# What I just got from the devil site.....



## eurovw89 (Dec 31, 2008)

This site is draining the hell out of my funds...lol


----------



## ca21455 (Jul 23, 2006)

Excellent colletiong of smokes and a fine cutter also!


----------



## eurovw89 (Dec 31, 2008)

thanks....just getting into smoking.....about a 1-2yrs now, but I probably have a years supply now...lol I had the Palio cutter, loved, but missed placed it or 5 fingers picked it up or something....so I needed a new one. lol


----------



## DSturg369 (Apr 6, 2008)

Great looking score! :tu


----------



## bigd618 (Dec 10, 2009)

I've got a few Xikars - including one that lives in my tackle box. They're great cutters. 

That CAO Criollo looks good. Haven't had one of those in a while.


----------



## Arrows (Jan 14, 2010)

Nice pickups! They call it the devil's site for a reason. lol

Btw, a little off topic here, is your xikar cutter smooth on both sides when you close it? I just got mine in and one side is a little sticky.


----------



## Justy P (Dec 9, 2009)

Cbid wants us all to be poor.


----------



## eurovw89 (Dec 31, 2008)

Arrows said:


> Nice pickups! They call it the devil's site for a reason. lol
> 
> Btw, a little off topic here, is your xikar cutter smooth on both sides when you close it? I just got mine in and one side is a little sticky.

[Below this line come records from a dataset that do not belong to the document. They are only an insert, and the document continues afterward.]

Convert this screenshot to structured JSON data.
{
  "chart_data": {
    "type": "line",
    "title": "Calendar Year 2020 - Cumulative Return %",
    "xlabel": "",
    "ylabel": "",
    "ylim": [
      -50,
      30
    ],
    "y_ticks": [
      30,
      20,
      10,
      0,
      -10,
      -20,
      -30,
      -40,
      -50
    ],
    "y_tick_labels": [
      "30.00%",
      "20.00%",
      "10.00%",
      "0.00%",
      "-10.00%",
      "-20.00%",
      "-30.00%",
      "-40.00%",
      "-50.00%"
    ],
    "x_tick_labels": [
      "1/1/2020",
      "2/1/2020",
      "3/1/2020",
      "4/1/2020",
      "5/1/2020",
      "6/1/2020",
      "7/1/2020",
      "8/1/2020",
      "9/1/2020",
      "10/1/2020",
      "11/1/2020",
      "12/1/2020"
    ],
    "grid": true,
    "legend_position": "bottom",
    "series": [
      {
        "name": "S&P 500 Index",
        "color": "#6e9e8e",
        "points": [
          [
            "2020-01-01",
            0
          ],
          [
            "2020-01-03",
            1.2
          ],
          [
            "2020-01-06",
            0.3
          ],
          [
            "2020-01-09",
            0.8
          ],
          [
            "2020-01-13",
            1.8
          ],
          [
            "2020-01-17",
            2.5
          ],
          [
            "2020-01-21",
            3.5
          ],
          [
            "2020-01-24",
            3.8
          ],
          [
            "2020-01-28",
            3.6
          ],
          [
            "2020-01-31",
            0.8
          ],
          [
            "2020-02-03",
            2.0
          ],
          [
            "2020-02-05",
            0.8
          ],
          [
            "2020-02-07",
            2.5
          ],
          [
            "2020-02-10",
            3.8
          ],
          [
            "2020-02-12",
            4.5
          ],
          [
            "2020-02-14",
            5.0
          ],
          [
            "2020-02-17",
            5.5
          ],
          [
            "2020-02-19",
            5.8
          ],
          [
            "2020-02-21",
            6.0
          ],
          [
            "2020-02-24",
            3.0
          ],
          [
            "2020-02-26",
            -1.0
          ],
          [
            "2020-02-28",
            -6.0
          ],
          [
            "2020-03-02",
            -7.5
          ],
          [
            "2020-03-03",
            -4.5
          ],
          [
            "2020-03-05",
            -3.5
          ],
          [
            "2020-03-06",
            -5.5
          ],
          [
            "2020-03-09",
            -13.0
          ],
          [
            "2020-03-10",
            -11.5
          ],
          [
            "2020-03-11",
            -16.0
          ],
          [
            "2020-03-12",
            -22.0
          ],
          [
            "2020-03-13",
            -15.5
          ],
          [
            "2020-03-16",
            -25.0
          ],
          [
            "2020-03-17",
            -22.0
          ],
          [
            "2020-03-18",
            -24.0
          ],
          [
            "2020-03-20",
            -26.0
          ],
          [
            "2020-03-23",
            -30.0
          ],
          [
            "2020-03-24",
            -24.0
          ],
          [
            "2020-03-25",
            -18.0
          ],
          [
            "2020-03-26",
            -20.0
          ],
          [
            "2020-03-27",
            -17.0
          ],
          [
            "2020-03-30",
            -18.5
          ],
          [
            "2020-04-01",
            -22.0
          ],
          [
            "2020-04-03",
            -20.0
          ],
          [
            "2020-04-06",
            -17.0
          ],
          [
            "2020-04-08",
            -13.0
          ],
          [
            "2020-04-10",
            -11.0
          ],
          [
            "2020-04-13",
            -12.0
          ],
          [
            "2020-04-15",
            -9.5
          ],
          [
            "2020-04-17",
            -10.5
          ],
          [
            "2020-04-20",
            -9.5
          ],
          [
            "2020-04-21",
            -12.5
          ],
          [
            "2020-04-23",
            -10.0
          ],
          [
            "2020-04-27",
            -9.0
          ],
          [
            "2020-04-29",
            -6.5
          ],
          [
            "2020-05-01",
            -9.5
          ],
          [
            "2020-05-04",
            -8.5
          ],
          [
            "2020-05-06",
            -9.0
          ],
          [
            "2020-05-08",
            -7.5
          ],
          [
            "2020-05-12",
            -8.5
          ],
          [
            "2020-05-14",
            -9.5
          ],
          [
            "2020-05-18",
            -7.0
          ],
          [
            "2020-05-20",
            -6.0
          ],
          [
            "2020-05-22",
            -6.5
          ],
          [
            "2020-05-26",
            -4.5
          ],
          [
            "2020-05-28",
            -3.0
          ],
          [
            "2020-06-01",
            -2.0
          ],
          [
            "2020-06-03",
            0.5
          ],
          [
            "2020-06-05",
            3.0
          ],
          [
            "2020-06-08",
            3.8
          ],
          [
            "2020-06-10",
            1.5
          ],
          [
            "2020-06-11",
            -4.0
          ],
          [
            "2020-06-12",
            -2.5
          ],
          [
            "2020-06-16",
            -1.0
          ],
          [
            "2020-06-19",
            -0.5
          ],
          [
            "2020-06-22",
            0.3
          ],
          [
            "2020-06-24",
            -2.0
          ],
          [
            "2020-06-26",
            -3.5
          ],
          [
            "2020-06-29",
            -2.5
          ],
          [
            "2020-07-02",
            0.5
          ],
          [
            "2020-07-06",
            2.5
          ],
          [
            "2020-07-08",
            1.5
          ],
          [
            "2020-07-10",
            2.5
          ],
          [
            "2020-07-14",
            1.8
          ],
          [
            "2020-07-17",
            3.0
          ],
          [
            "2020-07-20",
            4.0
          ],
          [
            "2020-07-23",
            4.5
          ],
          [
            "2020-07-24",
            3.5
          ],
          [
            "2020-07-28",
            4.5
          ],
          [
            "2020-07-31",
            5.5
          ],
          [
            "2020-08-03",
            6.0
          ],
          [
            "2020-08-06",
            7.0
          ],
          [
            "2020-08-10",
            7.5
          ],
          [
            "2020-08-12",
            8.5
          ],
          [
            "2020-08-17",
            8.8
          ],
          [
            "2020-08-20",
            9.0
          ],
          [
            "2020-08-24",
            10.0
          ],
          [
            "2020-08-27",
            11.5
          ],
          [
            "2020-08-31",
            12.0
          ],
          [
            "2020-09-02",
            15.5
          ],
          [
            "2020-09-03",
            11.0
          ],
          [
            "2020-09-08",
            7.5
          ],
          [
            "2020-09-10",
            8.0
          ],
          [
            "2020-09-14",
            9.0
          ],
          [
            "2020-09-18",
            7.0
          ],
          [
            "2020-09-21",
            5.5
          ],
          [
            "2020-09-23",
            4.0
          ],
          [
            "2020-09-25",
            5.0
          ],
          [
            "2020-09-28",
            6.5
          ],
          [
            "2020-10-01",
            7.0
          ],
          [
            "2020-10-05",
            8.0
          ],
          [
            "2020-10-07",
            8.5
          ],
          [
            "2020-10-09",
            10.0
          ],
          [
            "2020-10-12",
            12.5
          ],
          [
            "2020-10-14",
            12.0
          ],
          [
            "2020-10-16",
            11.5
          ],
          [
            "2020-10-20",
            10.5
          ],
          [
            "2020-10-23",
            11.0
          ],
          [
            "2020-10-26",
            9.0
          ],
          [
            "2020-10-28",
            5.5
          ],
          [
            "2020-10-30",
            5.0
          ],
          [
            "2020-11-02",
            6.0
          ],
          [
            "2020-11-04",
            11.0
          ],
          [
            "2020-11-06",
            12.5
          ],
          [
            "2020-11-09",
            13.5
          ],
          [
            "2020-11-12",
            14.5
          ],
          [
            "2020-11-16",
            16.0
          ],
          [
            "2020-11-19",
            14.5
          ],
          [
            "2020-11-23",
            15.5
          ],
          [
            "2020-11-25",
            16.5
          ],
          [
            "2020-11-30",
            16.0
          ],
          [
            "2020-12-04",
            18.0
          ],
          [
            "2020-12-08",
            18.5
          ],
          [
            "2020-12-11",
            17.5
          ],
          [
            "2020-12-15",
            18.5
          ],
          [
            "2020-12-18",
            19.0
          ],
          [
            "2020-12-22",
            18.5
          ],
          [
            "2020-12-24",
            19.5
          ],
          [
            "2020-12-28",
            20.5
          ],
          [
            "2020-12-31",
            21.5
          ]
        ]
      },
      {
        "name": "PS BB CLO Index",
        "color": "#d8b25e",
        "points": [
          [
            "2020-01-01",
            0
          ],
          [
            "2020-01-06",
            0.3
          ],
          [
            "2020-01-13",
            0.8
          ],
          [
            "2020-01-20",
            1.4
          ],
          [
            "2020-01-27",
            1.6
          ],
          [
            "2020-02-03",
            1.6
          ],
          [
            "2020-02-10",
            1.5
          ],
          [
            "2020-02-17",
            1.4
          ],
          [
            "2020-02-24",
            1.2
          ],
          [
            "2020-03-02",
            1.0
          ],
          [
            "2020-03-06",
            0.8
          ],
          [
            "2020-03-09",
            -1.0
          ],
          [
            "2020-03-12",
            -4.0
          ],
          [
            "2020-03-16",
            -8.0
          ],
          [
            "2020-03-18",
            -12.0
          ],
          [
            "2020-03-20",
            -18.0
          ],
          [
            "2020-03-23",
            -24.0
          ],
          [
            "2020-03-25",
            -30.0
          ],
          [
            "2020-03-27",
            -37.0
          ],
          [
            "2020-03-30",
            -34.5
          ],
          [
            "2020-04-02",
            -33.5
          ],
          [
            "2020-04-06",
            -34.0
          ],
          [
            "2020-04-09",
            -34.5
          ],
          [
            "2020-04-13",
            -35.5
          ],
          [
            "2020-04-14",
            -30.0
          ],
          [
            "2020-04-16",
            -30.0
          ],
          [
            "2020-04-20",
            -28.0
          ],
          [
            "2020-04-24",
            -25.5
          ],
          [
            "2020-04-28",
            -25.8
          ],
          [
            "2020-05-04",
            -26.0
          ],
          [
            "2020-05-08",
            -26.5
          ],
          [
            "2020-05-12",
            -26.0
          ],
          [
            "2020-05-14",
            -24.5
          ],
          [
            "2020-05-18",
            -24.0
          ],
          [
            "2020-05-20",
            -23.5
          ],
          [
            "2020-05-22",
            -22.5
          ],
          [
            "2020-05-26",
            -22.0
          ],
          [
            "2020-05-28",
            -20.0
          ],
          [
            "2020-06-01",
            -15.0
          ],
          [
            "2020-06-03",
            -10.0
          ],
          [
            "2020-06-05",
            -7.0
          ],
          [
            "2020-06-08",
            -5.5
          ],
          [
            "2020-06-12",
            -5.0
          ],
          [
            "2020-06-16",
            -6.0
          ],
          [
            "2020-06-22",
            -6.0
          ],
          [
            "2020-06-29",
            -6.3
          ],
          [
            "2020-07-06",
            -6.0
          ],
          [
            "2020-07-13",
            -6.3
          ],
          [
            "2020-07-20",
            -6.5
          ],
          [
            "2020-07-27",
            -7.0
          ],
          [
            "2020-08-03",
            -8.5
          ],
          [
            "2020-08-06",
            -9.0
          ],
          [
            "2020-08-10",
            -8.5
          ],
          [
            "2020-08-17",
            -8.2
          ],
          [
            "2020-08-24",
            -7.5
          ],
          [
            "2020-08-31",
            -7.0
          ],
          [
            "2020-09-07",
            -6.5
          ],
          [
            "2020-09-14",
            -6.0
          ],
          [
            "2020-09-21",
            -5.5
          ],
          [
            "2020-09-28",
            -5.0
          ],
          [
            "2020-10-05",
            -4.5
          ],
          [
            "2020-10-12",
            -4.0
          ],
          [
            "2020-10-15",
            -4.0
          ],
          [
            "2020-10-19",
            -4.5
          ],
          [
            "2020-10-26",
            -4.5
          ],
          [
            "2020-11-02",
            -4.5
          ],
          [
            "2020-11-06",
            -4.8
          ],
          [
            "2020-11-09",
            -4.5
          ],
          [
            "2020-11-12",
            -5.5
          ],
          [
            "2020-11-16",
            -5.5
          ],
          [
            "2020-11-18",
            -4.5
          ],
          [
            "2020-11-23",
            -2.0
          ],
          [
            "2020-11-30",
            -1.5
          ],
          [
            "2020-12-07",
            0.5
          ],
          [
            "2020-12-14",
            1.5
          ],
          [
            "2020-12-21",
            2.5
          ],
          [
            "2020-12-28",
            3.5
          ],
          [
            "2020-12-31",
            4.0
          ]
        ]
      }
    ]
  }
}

Yes at first mine was....but now i play with it alot  it is freeing up a little....my left side was stick'n a bit


----------



## bigd618 (Dec 10, 2009)

The one in my tackle box sticks but it's been through hell and is missing the plastic on one side.


----------



## salmonfly (Nov 11, 2009)

Hey Jeff, Now that a nice score!:thumb:


----------



## mc2712 (Mar 14, 2008)

Great pick-ups from the devil site, enjoy!


----------



## jaydub13 (Jan 13, 2010)

Nice pickup! Your humi will be happy.


----------



## Icebergster (Feb 7, 2010)

The devil site? Im lost fellas......:ask:


----------



## unsafegraphics (Dec 18, 2009)

Icebergster said:


> The devil site? Im lost fellas......:ask:


...Don't do it... get away...

SAVE YOURSELF WHILE YOU STILL CAN!!!

:bolt:


----------



## 41 ChevHead (Jan 9, 2010)

Well worth the money spent. Enjoy these and buy more !!


----------



## KetherInMalkuth (Dec 17, 2009)

Icebergster said:


> The devil site? Im lost fellas......:ask:


www.cigarbid.com = The Devil Site, cbid, the site that drains all extra money and leaves you with stacks of packages you have to explain to your wife. (I use the word "extra" loosly, some of you know what I'm talking about)


----------



## WannabeCigarAficionado (Feb 22, 2010)

I could see those in my collection


----------